In true heroic fashion Kunal sets out in search of the perpetrators of the perversity. The sequences in Zurich depicting a sweaty anxious and lucrative debauchery are slightly amateurish but nonetheless effective.
The film must be strongly recommended for its intense and topical content. Not only does the film take on prickly subject of the international porn market it also brings in other screaming headlines. The young hero is shown as a homeless Kashmiri Pandit in Mumbai, while the porn queen (a variation of a favourite celloid archetype – The Fallen Woman – Redeemed, played soberly by Deepal Shaw) is a victim of the Gujarat communal riots.
Screenwriter Anand Sivkumaran fleshes out the characters with such accentuated yet calm strokes that every person from the porn racketeer Ashutosh Rana to the porn entrepreneur Amrita Singh and her lesbian daughter emerge as tangible people rather than just props in a pulsating plot.
Every actor is effective, thanks to the care taken over the characters. But Amrita Singh as the queen-pin and debutant Kunal Khemu (in the strongest part written for a debutant since Abhishek Bachchan in REFUGEE) stand out.
Unconventional in look and controlled in demonstrating trauma of the whip lashed working-class lad, Khemu makes a promising debut.
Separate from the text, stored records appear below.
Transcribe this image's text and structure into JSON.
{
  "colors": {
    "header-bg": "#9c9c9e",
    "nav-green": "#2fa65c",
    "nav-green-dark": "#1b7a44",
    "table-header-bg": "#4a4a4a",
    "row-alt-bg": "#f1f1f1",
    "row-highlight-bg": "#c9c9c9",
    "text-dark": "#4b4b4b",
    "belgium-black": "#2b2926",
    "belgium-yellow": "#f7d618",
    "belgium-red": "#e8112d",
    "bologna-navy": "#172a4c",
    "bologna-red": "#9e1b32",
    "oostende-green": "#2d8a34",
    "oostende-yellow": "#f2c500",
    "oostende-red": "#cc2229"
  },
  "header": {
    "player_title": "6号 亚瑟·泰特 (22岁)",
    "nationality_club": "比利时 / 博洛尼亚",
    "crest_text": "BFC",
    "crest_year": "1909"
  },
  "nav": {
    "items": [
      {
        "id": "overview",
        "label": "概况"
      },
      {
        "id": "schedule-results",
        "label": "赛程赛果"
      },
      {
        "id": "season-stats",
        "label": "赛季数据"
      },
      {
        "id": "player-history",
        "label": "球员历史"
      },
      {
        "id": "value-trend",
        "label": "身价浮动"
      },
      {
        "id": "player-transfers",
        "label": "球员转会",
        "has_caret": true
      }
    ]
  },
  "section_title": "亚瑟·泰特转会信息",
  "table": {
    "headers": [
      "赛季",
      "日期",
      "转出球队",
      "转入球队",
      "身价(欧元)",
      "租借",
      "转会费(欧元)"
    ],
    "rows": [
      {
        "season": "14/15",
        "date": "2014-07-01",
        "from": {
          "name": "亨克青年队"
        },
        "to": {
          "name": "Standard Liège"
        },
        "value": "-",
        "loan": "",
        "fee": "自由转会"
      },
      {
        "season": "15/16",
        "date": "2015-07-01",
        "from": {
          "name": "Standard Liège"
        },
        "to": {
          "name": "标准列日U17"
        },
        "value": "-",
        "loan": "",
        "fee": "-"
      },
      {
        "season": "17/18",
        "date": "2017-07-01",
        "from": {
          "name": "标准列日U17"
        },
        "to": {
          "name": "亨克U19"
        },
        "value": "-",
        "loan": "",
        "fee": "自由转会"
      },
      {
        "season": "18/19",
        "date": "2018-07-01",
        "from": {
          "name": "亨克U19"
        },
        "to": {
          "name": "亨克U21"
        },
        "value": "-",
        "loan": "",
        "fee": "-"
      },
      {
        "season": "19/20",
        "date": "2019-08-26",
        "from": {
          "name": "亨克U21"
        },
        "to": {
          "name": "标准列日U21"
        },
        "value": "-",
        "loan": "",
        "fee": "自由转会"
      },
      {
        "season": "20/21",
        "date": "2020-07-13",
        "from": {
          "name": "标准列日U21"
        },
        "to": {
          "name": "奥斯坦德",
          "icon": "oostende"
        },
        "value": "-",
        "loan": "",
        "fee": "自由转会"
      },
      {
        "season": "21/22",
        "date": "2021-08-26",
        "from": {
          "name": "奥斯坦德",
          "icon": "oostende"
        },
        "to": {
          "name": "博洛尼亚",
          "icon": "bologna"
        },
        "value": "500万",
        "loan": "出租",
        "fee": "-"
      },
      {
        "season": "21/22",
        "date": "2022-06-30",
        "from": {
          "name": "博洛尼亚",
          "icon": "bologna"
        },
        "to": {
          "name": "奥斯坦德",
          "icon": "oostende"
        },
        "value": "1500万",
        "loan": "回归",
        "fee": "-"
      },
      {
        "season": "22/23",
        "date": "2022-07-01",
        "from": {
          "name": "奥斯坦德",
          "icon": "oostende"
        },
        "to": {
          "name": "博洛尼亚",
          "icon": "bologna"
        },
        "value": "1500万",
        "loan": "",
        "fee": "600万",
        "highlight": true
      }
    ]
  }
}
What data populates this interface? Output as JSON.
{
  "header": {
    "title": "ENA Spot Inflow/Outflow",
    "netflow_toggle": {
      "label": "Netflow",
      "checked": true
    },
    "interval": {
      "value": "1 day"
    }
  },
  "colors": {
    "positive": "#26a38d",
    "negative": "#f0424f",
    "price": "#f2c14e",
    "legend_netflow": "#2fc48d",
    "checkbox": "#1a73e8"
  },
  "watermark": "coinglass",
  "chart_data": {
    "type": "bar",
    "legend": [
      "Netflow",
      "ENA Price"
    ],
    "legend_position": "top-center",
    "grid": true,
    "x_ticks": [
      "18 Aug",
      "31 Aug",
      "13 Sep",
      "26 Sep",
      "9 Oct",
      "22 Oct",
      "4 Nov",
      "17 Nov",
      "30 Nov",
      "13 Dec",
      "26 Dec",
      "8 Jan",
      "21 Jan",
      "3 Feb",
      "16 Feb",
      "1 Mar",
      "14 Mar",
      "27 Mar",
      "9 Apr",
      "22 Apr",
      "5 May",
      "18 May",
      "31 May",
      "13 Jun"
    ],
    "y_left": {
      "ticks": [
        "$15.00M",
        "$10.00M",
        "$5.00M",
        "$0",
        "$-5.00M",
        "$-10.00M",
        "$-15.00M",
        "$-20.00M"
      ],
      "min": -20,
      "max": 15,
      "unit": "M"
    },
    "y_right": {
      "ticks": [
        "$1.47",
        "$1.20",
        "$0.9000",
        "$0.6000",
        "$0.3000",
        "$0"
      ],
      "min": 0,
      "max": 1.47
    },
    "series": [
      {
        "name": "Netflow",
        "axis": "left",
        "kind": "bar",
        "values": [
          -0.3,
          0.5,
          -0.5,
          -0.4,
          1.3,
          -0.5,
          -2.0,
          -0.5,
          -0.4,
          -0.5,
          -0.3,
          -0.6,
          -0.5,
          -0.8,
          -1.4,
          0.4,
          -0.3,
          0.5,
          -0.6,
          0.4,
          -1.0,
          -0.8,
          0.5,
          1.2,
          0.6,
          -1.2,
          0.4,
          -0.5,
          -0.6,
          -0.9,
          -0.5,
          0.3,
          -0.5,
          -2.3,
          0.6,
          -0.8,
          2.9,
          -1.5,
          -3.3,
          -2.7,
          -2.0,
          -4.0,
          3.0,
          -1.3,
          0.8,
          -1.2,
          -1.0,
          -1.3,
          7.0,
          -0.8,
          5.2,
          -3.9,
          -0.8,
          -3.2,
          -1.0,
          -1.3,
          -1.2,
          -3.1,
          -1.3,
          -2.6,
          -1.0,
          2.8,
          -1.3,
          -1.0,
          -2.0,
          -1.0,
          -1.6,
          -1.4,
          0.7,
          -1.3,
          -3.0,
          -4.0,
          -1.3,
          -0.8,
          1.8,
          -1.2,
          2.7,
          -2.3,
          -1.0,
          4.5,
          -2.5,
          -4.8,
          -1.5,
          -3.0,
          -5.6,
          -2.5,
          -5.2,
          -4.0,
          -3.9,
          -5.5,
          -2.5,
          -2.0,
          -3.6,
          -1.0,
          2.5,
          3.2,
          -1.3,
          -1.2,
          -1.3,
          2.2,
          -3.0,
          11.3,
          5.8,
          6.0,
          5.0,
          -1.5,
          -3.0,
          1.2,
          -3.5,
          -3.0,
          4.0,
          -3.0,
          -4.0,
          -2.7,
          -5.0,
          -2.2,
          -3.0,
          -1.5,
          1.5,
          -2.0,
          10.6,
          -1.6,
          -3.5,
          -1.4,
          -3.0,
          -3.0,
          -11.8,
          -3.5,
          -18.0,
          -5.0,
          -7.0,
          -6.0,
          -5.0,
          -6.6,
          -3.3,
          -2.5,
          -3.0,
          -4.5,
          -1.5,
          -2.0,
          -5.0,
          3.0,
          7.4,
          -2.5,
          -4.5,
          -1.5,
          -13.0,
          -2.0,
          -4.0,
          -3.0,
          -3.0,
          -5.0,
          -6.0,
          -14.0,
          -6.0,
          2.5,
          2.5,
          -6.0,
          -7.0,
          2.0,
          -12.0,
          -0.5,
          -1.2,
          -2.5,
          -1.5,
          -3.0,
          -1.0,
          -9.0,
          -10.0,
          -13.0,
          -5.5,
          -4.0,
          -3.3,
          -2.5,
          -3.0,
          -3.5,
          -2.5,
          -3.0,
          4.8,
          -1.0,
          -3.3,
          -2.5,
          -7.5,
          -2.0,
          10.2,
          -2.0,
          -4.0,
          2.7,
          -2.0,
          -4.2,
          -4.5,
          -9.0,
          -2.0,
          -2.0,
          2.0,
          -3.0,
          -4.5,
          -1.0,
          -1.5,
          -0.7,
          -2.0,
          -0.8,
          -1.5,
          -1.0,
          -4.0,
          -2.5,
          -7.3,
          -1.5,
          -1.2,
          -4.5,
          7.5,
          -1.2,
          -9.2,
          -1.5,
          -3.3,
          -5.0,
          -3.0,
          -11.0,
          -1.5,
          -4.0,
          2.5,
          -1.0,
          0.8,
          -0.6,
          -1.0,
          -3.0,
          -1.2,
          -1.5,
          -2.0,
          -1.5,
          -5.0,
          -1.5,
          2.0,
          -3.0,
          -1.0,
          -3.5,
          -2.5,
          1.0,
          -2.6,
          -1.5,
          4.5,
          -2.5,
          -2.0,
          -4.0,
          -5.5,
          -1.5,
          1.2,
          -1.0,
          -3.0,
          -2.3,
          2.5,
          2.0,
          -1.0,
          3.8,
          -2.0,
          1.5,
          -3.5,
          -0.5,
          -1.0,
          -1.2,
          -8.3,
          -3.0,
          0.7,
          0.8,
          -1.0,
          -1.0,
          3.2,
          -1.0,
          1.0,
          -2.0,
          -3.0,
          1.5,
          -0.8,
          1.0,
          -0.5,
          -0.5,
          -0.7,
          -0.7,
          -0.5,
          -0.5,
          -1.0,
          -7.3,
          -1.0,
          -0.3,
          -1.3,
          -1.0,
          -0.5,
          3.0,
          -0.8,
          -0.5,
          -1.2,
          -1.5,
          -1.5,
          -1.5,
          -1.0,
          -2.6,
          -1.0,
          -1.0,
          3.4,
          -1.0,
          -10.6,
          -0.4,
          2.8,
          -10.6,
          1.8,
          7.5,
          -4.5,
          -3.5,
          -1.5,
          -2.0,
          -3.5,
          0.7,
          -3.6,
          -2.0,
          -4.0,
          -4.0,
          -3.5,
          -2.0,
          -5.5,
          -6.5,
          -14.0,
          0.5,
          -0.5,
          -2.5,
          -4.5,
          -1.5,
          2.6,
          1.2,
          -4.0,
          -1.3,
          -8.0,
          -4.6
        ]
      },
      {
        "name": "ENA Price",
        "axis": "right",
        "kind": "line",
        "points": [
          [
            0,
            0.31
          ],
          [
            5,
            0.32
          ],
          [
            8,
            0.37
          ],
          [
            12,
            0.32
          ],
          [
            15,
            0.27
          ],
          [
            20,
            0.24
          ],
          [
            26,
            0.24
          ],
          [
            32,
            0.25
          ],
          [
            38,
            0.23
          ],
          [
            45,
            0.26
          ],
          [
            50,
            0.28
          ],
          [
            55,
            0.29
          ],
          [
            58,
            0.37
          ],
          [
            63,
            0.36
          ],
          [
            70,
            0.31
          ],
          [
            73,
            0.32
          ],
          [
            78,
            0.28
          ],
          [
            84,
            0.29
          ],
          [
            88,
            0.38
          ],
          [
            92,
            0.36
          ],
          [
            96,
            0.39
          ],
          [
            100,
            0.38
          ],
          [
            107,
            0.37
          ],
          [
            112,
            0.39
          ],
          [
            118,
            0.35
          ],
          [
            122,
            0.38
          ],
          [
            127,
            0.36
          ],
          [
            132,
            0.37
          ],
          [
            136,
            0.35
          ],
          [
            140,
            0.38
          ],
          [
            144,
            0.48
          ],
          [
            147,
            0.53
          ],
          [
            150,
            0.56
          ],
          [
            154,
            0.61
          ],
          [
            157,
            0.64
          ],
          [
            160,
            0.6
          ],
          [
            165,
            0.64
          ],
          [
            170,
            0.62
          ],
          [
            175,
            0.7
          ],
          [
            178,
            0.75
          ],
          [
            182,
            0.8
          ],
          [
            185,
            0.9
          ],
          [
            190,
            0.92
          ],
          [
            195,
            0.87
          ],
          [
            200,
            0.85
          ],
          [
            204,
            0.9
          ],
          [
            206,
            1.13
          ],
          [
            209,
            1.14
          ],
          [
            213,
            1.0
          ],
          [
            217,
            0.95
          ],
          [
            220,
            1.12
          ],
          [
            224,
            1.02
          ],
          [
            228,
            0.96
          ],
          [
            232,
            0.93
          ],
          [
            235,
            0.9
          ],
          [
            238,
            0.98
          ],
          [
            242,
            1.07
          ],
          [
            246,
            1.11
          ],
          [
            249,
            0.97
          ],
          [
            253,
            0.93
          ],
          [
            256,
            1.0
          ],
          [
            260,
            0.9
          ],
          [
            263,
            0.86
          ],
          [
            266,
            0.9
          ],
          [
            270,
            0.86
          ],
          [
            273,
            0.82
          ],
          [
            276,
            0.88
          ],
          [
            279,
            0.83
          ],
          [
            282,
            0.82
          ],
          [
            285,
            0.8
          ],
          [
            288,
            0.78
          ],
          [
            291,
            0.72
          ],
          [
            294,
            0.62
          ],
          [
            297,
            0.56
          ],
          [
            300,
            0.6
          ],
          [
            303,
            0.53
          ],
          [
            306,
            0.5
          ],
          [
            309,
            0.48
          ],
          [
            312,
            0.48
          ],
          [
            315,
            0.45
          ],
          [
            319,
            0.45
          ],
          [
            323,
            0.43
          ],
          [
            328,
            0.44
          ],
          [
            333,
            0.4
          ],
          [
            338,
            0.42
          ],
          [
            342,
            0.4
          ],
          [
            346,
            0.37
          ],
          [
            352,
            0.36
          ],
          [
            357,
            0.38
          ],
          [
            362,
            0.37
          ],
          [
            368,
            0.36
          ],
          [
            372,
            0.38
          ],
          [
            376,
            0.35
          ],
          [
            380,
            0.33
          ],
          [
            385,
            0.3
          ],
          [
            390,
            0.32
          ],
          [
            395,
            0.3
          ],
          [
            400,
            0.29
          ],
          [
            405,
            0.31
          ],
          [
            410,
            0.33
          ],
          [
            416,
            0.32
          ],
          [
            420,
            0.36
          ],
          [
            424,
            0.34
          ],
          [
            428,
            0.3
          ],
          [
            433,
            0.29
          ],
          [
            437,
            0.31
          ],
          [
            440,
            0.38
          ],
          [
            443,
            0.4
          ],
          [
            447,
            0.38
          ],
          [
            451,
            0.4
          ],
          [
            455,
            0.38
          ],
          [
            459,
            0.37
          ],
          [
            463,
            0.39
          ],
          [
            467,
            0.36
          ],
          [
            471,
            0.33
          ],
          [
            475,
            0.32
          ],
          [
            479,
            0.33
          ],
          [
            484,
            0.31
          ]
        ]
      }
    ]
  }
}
Amrita Singh bludgeons her way into the tough role of the suave entrepreneur selling sleaze to the world.
Even the smallest of inter-relationship is expertly worked out. The narrative is never short of swift swerves and steep curves. The packaging, though not exceptionally deft, is eye-catching.
Blending a dramatic love story of a man on a mission of vengeance with an expose of a porn racket couldn't be easy. KALYUG takes us into the underbelly of modern existence without losing a sense of bewildered anxiety about the way we look at the question of privacy and morality.
During a time when the biggest and classiest of the banners are stripping their leading ladies to the barest of the minimum, KALYUG talks and acts on the traditional old-world value of dignity and respect for women and the acute need for the preservation of the under-attack middleclass values.
Ironically a film about pornography finally turns out to be a morality of tale the conscience and its redemption. Wonders never cease.